Look, the apprentice showcase can be a mixed bag. That's what happens when you have at least five playwrights all riffing on one theme. This year, though, the theme is pretty esoteric - the writers were given elements from past Humana Festival plays and told to "remix" them into new work. Humana nerds can play BINGO looking for all of the references, but they're buried deep. Two of the nine short plays are solid. The rest are just okay. But the energy of the young apprentice actors can't be beat. They're hungry, and this their shot. Also, if you work odd hours, their late-night and early weekend morning schedule can't be beat. Read my full review.

Did Someone Say Party? 

There are two big public parties held over the last two weekends of the Humana Festival. 

Saturday, March 29:  Soiree on the Belle of Louisville. Featuring performances by Motherlodge Live Arts Exchange. Find that actor you admired and tell her how awesome she is. Free, 10 p.m., dockside. 
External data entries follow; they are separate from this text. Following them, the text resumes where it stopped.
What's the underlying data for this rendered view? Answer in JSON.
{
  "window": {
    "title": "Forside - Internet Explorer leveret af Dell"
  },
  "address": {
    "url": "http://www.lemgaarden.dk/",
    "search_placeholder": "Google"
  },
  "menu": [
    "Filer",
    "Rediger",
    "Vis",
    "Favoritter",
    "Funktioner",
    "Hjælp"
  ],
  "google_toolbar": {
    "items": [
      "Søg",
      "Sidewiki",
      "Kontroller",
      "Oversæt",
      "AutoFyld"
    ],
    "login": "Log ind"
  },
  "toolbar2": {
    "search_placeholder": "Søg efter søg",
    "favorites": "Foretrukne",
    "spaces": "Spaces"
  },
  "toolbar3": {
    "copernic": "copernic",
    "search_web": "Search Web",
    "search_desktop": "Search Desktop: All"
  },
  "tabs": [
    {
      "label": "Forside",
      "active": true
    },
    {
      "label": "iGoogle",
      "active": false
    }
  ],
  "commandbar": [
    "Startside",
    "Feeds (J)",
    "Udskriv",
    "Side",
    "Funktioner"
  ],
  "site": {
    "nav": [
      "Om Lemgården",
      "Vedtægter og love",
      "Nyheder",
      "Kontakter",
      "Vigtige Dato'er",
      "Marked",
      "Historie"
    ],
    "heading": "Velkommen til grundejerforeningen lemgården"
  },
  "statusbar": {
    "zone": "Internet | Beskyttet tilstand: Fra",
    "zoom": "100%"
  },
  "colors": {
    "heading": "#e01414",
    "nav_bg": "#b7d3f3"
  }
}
Saturday, April 5: Humana Festival Bash. It's the big closing party and everyone will be there. Held right after the premiere of the Ten-Minute Plays (8 p.m.) and the presentation of major playwriting awards. Free, 9 p.m. in the Actors Theatre lobby.

For Extra Credit

So you're a theatre nerd and you want more, more, more? You can hear the artists talk about their work at these events. They're free, held at Actors Theatre, but tickets are required.  Or you can watch the live stream on HowlRound TV

“A Conversation with Anne Bogart,” director of “Steel Hammer” and SITI Company, moderated by artistic director Les Waters. Saturday, March 29, 10 a.m.

“Perspectives in Criticism” with Lauren Gunderson giving a playwright’s perspective on theatre criticism. Presented by the American Theatre Critics Association. Thursday, April 3, 2 p.m.

“The Art of Collective Invention,” four nationally-renowned theatre companies on collaboration. Friday, April 4, 1 p.m.